Dans le document, on insiste sur le fait que M. Cherfi a déjà publiquement critiqué le régime algérien à titre de porte-parole du Comité d'action des sans-statut algériens. «Les tentatives du gouvernement algérien de rassurer ses détracteurs en ce qui a trait aux traitements qu'il inflige aux dissidents sont démenties par les preuves de rapports sur les conditions en Algérie», écrit-on. Citant un témoin, le jugement mentionne en outre que des responsables algériens au Canada ont par le passé fait pression sur des Algériens pour qu'ils fournissent des renseignements sur des compatriotes. Le juge rejette enfin le second motif invoqué dans le premier jugement quant au non-respect des délais pour la demande d'asile: «Le danger de persécution doit généralement l'emporter sur presque tous les facteurs défavorables, à l'exception des plus extrêmes.»

Québec se montre ouvert

Mohamed Cherfi doit toutefois se plier à une série de vérifications de routine de la part du Département de la sécurité intérieure avant de recouvrer sa liberté aux États-Unis. Or c'est au Québec que le principal intéressé entend vivre. Devant la presse hier matin, sa conjointe Louise Boivin a demandé aux gouvernements du Québec et du Canada de permettre à M. Cherfi de venir la retrouver. «Ils ont tout en main pour lui accorder ce droit. [...] Il ne faut plus attendre, ne pas imposer plus de stress à Mohamed. Il en a assez enduré.»

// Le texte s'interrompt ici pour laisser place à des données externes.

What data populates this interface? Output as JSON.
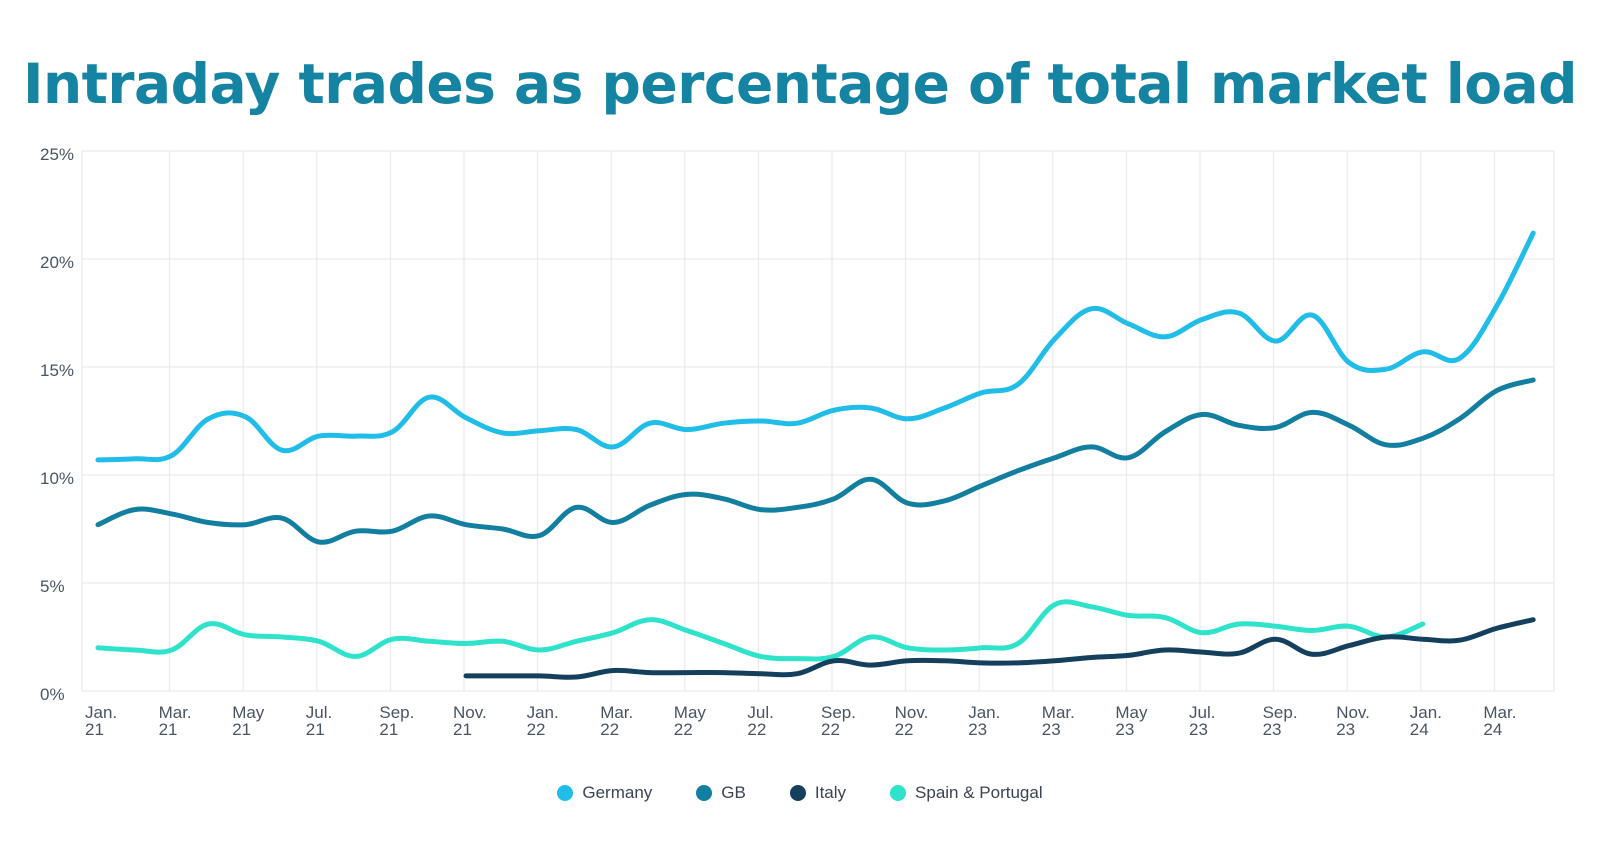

Son avocat au Canada, Noël St-Pierre, se dit convaincu que Québec et Ottawa accepteront. «Ils n'ont plus le choix. Québec notamment montre une grande ouverture dans le dossier. Nous avons des contacts de haut niveau et une entrevue est prévue pour la semaine prochaine.» La balle est actuellement dans le camp du gouvernement du Québec, auquel on demande de délivrer un certificat de sécurité. L'attachée de presse de la ministre québécoise Lise Thériault a confirmé hier la tenue d'une entrevue avec M. Cherfi la semaine prochaine et affirmé que le dossier continue de «cheminer»: «Si toutes les parties travaillent ensemble, on va en arriver à une solution d'ici la mi-juin.»

Ottawa circonspect

Du côté d'Ottawa, on se montrait plus circonspect, le cabinet du ministre de l'Immigration, Joseph Volpe, nous référant à un fonctionnaire du ministère. «Ce que je peux vous dire, c'est que nous avons pris acte de la décision du tribunal américain», a commenté Richard St-Louis. D'après celui-ci, à partir du moment où Mohamed Cherfi a le droit de rester aux États-Unis, Immigration Canada renvoie son dossier à la case départ: «Il fera une demande comme n'importe quel immigrant.» M. St-Louis a précisé qu'en dépit de l'avis d'expulsion prononcé par le passé contre M. Cherfi, ce dernier peut espérer obtenir l'autorisation nécessaire à son retour. L'avocat de M. Cherfi ne doute pas que le fédéral emboîtera le pas aux États-Unis, puis au Québec: «Si Québec lui accorde le certificat, le fédéral n'aura pas d'excuse pour le lui refuser.»